In response to a reader's question, Heather Locus, a certified financial planner from Schaumburg, Ill., and a member of the Financial Planning Association, said a main difference is the limit on annual savings.
Ask the expert a question.
I am currently deferring a portion of my income to a city government 457 program. I understand there are greater limitations as compared with 401(K)s and standard Roth IRAs. My question is, would I be better off deferring this money into a Roth IRA based solely on the limitation factors?
A Section 457 plan is a nonqualified deferred compensation plan of a governmental agency or tax-exempt organization. Contributions are not taxable in the year the compensation is earned. The taxes on contributions and earnings are deferred until cash is withdrawn, just as with a qualified profit sharing plan such as a 401(k) or deductible IRA. Withdrawals from 457 plans are limited to a few specific circumstances fairly similar to other retirement plans. As a nonqualified plan, however, there are a few differences between 457 plans and 401(k)s.
The first difference is the amount that an employee can defer each year. The maximum a participant in a 457 plan can defer is $7,500; a 401(k) participant can defer $10,500 for the year 2000. A 457 plan cannot be rolled over to an IRA upon separation from service as a 401(k) and other qualified plans can. All employer-sponsored retirement plans are subject to Required Minimum Distributions (RMDs) at age 70-1/2, and 457 plans are no different. Most 457 plans also offer very limited investment options, as do many 401(k) plans.
For most investors, a 457 plan or 401(k) is the best way to save for retirement. The combination of upfront tax deduction, tax deferred earnings and simplicity by having the employer deduct contributions from the employee's paycheck is hard to beat. Roth IRAs also are an attractive alternative, particularly if you can maximize your 457 plan contributions and still have additional funds to invest for retirement.

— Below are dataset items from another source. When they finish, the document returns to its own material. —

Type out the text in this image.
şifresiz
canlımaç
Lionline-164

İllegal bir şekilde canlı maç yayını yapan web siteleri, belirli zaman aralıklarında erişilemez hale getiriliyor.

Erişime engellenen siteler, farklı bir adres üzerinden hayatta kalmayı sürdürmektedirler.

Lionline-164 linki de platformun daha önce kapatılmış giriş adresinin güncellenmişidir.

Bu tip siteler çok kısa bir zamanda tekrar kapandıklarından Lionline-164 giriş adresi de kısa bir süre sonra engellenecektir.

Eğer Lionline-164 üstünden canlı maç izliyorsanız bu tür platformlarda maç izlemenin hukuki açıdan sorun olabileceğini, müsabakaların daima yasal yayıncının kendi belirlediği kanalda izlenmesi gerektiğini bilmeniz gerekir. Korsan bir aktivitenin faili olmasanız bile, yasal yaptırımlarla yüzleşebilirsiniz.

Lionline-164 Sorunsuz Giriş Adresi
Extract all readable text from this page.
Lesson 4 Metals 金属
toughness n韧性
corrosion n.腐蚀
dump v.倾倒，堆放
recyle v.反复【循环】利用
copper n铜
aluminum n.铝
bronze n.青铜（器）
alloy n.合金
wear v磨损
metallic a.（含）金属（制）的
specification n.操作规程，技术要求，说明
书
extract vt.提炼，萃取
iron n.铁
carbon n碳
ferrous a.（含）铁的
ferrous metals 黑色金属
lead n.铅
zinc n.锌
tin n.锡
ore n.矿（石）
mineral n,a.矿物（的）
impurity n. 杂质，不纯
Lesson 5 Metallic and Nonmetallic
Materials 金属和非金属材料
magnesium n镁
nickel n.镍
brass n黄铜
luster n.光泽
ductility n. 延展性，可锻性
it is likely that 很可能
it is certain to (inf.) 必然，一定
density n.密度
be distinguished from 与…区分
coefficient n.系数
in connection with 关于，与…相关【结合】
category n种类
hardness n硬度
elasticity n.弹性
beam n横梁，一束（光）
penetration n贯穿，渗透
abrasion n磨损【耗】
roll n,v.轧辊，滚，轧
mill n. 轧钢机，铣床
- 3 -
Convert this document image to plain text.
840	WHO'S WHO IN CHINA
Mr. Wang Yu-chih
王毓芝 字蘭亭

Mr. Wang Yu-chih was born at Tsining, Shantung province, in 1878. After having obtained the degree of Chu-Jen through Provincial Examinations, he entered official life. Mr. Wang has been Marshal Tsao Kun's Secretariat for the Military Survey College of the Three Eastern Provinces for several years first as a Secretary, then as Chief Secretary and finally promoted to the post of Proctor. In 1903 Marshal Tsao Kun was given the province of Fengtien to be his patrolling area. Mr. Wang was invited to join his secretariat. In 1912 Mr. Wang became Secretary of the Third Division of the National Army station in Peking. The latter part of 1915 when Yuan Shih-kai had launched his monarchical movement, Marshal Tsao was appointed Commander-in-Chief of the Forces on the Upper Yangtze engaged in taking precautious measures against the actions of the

Roth IRAs have almost an unlimited selection of investment alternatives. The main disadvantage of a Roth is that you do not get the current tax deduction. You are also limited to a maximum contribution of $2,000 per year. The tax-free earnings and distributions of a Roth along with the fact that Roths are not subject to RMDs at age 70-1/2 provide a lot of estate planning benefits if the primary goal of the investment is to maximize wealth for the beneficiaries.
If your main goal is saving for your own retirement, the benefits of a 457 plan outweigh the limitations and probably would be a better strategy than starting a Roth IRA. Of course, if you can do both, that would be ideal!